Я думал, буду жить иначе, чем отец, сделавший карьеру в сфере международных финансов, жить с точностью до наоборот. Мы с матерью говорили об этом полушутя. Сделаюсь ли я поэтом, поселюсь ли в подвале, начну ли изучать философию или стану профессором, специалистом по трансфинитной математике, в безвестном колледже где-нибудь на северо-востоке.
Но тут Росс стал покупать работы молодых художников, приглашать их в свои загородные владения в Мэне – он там построил мастерскую. Фигуративистов, абстракционистов, концептуалистов, постминималистов обоих полов, которым не хватало места, времени и спонсора. Я убеждал себя: Росс использует их, чтобы свести на нет мои попытки противопоставить что-то его распухшему портфолио.

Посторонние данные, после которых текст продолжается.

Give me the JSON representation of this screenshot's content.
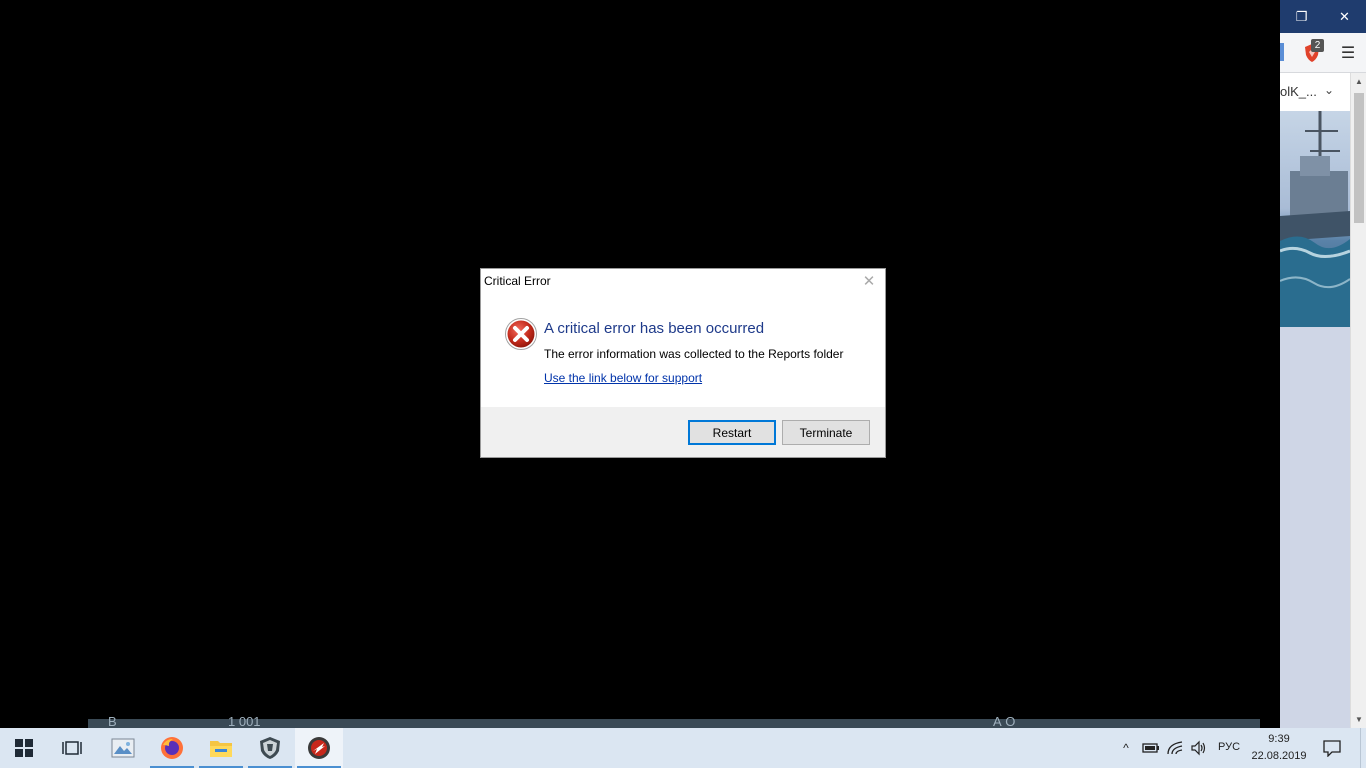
{
  "dialog": {
    "title": "Critical Error",
    "heading": "A critical error has been occurred",
    "message": "The error information was collected to the Reports folder",
    "link": "Use the link below for support",
    "restart_label": "Restart",
    "terminate_label": "Terminate",
    "close_glyph": "✕"
  },
  "browser": {
    "tab_label": "olK_...",
    "extension_badge": "2",
    "restore_glyph": "❐",
    "close_glyph": "✕",
    "menu_glyph": "☰",
    "chevron_glyph": "⌄"
  },
  "game": {
    "bottom_text_left": "В",
    "bottom_text_mid": "1 001",
    "bottom_text_right": "А О"
  },
  "taskbar": {
    "language": "РУС",
    "time": "9:39",
    "date": "22.08.2019",
    "tray_chevron": "^"
  },
  "colors": {
    "taskbar": "#dbe6f2",
    "accent": "#0078d7",
    "error_red": "#c42b1c",
    "heading_blue": "#1e3a8a",
    "browser_titlebar": "#1f3c6e"
  }
}
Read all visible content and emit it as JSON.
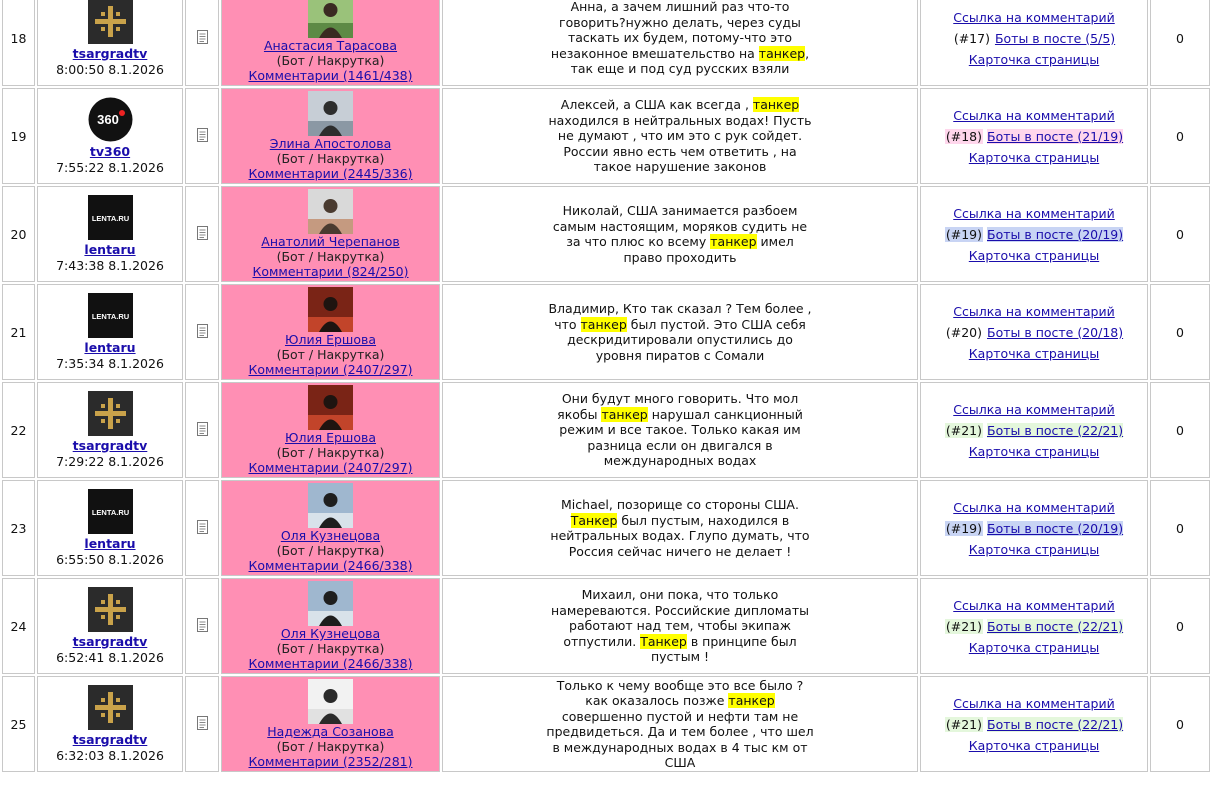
{
  "rows": [
    {
      "num": "18",
      "source": {
        "name": "tsargradtv",
        "time": "8:00:50 8.1.2026",
        "logo": "tsargrad"
      },
      "author": {
        "name": "Анастасия Тарасова",
        "role": "(Бот / Накрутка)",
        "comments": "Комментарии (1461/438)",
        "avatar": "avatar-green"
      },
      "text": {
        "before": "Анна, а зачем лишний раз что-то говорить?нужно делать, через суды таскать их будем, потому-что это незаконное вмешательство на ",
        "keyword": "танкер",
        "after": ", так еще и под суд русских взяли"
      },
      "links": {
        "comment_link": "Ссылка на комментарий",
        "tag": "(#17)",
        "tag_color": "",
        "bots": "Боты в посте (5/5)",
        "card": "Карточка страницы"
      },
      "count": "0"
    },
    {
      "num": "19",
      "source": {
        "name": "tv360",
        "time": "7:55:22 8.1.2026",
        "logo": "tv360"
      },
      "author": {
        "name": "Элина Апостолова",
        "role": "(Бот / Накрутка)",
        "comments": "Комментарии (2445/336)",
        "avatar": "avatar-grey"
      },
      "text": {
        "before": "Алексей, а США как всегда , ",
        "keyword": "танкер",
        "after": " находился в нейтральных водах! Пусть не думают , что им это с рук сойдет. России явно есть чем ответить , на такое нарушение законов"
      },
      "links": {
        "comment_link": "Ссылка на комментарий",
        "tag": "(#18)",
        "tag_color": "#ffd6ec",
        "bots": "Боты в посте (21/19)",
        "card": "Карточка страницы"
      },
      "count": "0"
    },
    {
      "num": "20",
      "source": {
        "name": "lentaru",
        "time": "7:43:38 8.1.2026",
        "logo": "lenta"
      },
      "author": {
        "name": "Анатолий Черепанов",
        "role": "(Бот / Накрутка)",
        "comments": "Комментарии (824/250)",
        "avatar": "avatar-face"
      },
      "text": {
        "before": "Николай, США занимается разбоем самым настоящим, моряков судить не за что плюс ко всему ",
        "keyword": "танкер",
        "after": " имел право проходить"
      },
      "links": {
        "comment_link": "Ссылка на комментарий",
        "tag": "(#19)",
        "tag_color": "#c8d4f4",
        "bots": "Боты в посте (20/19)",
        "card": "Карточка страницы"
      },
      "count": "0"
    },
    {
      "num": "21",
      "source": {
        "name": "lentaru",
        "time": "7:35:34 8.1.2026",
        "logo": "lenta"
      },
      "author": {
        "name": "Юлия Ершова",
        "role": "(Бот / Накрутка)",
        "comments": "Комментарии (2407/297)",
        "avatar": "avatar-red"
      },
      "text": {
        "before": "Владимир, Кто так сказал ? Тем более , что ",
        "keyword": "танкер",
        "after": " был пустой. Это США себя дескридитировали опустились до уровня пиратов с Сомали"
      },
      "links": {
        "comment_link": "Ссылка на комментарий",
        "tag": "(#20)",
        "tag_color": "",
        "bots": "Боты в посте (20/18)",
        "card": "Карточка страницы"
      },
      "count": "0"
    },
    {
      "num": "22",
      "source": {
        "name": "tsargradtv",
        "time": "7:29:22 8.1.2026",
        "logo": "tsargrad"
      },
      "author": {
        "name": "Юлия Ершова",
        "role": "(Бот / Накрутка)",
        "comments": "Комментарии (2407/297)",
        "avatar": "avatar-red"
      },
      "text": {
        "before": "Они будут много говорить. Что мол якобы ",
        "keyword": "танкер",
        "after": " нарушал санкционный режим и все такое. Только какая им разница если он двигался в международных водах"
      },
      "links": {
        "comment_link": "Ссылка на комментарий",
        "tag": "(#21)",
        "tag_color": "#e4f7dc",
        "bots": "Боты в посте (22/21)",
        "card": "Карточка страницы"
      },
      "count": "0"
    },
    {
      "num": "23",
      "source": {
        "name": "lentaru",
        "time": "6:55:50 8.1.2026",
        "logo": "lenta"
      },
      "author": {
        "name": "Оля Кузнецова",
        "role": "(Бот / Накрутка)",
        "comments": "Комментарии (2466/338)",
        "avatar": "avatar-sea"
      },
      "text": {
        "before": "Michael, позорище со стороны США. ",
        "keyword": "Танкер",
        "after": " был пустым, находился в нейтральных водах. Глупо думать, что Россия сейчас ничего не делает !"
      },
      "links": {
        "comment_link": "Ссылка на комментарий",
        "tag": "(#19)",
        "tag_color": "#c8d4f4",
        "bots": "Боты в посте (20/19)",
        "card": "Карточка страницы"
      },
      "count": "0"
    },
    {
      "num": "24",
      "source": {
        "name": "tsargradtv",
        "time": "6:52:41 8.1.2026",
        "logo": "tsargrad"
      },
      "author": {
        "name": "Оля Кузнецова",
        "role": "(Бот / Накрутка)",
        "comments": "Комментарии (2466/338)",
        "avatar": "avatar-sea"
      },
      "text": {
        "before": "Михаил, они пока, что только намереваются. Российские дипломаты работают над тем, чтобы экипаж отпустили. ",
        "keyword": "Танкер",
        "after": " в принципе был пустым !"
      },
      "links": {
        "comment_link": "Ссылка на комментарий",
        "tag": "(#21)",
        "tag_color": "#e4f7dc",
        "bots": "Боты в посте (22/21)",
        "card": "Карточка страницы"
      },
      "count": "0"
    },
    {
      "num": "25",
      "source": {
        "name": "tsargradtv",
        "time": "6:32:03 8.1.2026",
        "logo": "tsargrad"
      },
      "author": {
        "name": "Надежда Созанова",
        "role": "(Бот / Накрутка)",
        "comments": "Комментарии (2352/281)",
        "avatar": "avatar-light"
      },
      "text": {
        "before": "Только к чему вообще это все было ? как оказалось позже ",
        "keyword": "танкер",
        "after": " совершенно пустой и нефти там не предвидеться. Да и тем более , что шел в международных водах в 4 тыс км от США"
      },
      "links": {
        "comment_link": "Ссылка на комментарий",
        "tag": "(#21)",
        "tag_color": "#e4f7dc",
        "bots": "Боты в посте (22/21)",
        "card": "Карточка страницы"
      },
      "count": "0"
    }
  ],
  "logo_text": {
    "lenta": "LENTA.RU",
    "tv360": "360"
  },
  "colors": {
    "author_bg": "#ff8fb4",
    "highlight": "#ffff00",
    "link": "#1a0dab"
  }
}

Наконец я выбрал путь, вполне для меня подходящий. Консультант по перекрестному ценообразованию. Специалист по внедрению – кластерные и некластерные среды. Суть этих профессий исчерпывалась их описанием. Название работы равнялось ее смыслу. Работа смотрела на меня с мониторов, стоявших на столе, за которым сидел я, осваивался на своем месте, понимал, что оно как раз по мне, и полностью справлялся с осознанием этого факта.
А дома, на улице или в аэропорту, когда ожидаешь посадки, разве по-другому? Персональные средства связи – вот что дергает нас за ниточки, на этом наркотике я и жил. Прикосновение к клавише вызывает всплеск напряжения в нейронах – я вижу то, чего раньше не знал, да и не нужно оно мне было до тех пор, пока не оказалось на кончиках моих пальцев, где задержится на одно зыбкое мгновение, прежде чем исчезнуть навсегда.
У мамы был ролик, чтоб собирать ворсинки с одежды. Он меня гипнотизировал, уж не знаю почему. Я смотрел, как мама водит этой штуковиной по своему драповому пальто. Я пытался сформулировать, что такое ролик, не подглядывая в словарь. Сидел и думал, потом забыл, потом опять думал, до отупения, вечером и на следующий день, то и дело чиркал слова в блокноте.
Вращающееся цилиндрическое приспособление для удаления прилипших к одежде ворсинок.
Я решил не сверяться со словарем, но все равно испытал удовлетворение, будто справился с нелегкой задачей. Ролик казался мне старинным инструментом – может, чем-то таким лошадей чистили в XVIII веке. Я увлекся этим делом – пробовал давать определения вещам и даже отвлеченным понятиям. Что такое верность, что такое правда. Потом бросил, а то бы оно меня доконало.
Экология безработицы, сказал Росс из телевизора – на французском, с субтитрами. Я пробовал это осмыслить. Но побоялся: вдруг приду к выводу, что тут не просто претенциозный профессиональный жаргон, что термин имеет смысл и из него можно вывести целую серьезную дискуссию, затрагивающую важные проблемы.
Когда я нашел квартиру на Манхэттене, нашел работу и принялся искать другую, то, бывало, целые выходные гулял, иногда с подругой. Была у меня одна, очень высокая и худая – складня, можно сказать. Она жила на перекрестке Первой авеню и Первой улицы, и я не знал, как пишется ее имя – Гейл или Гэйл, но решил сразу не спрашивать – сегодня, например, думал, что она Гейл, а завтра – что Гэйл, и пытался понять: может, от этого зависит, как я думаю о ней, смотрю на нее, говорю с ней и к ней прикасаюсь.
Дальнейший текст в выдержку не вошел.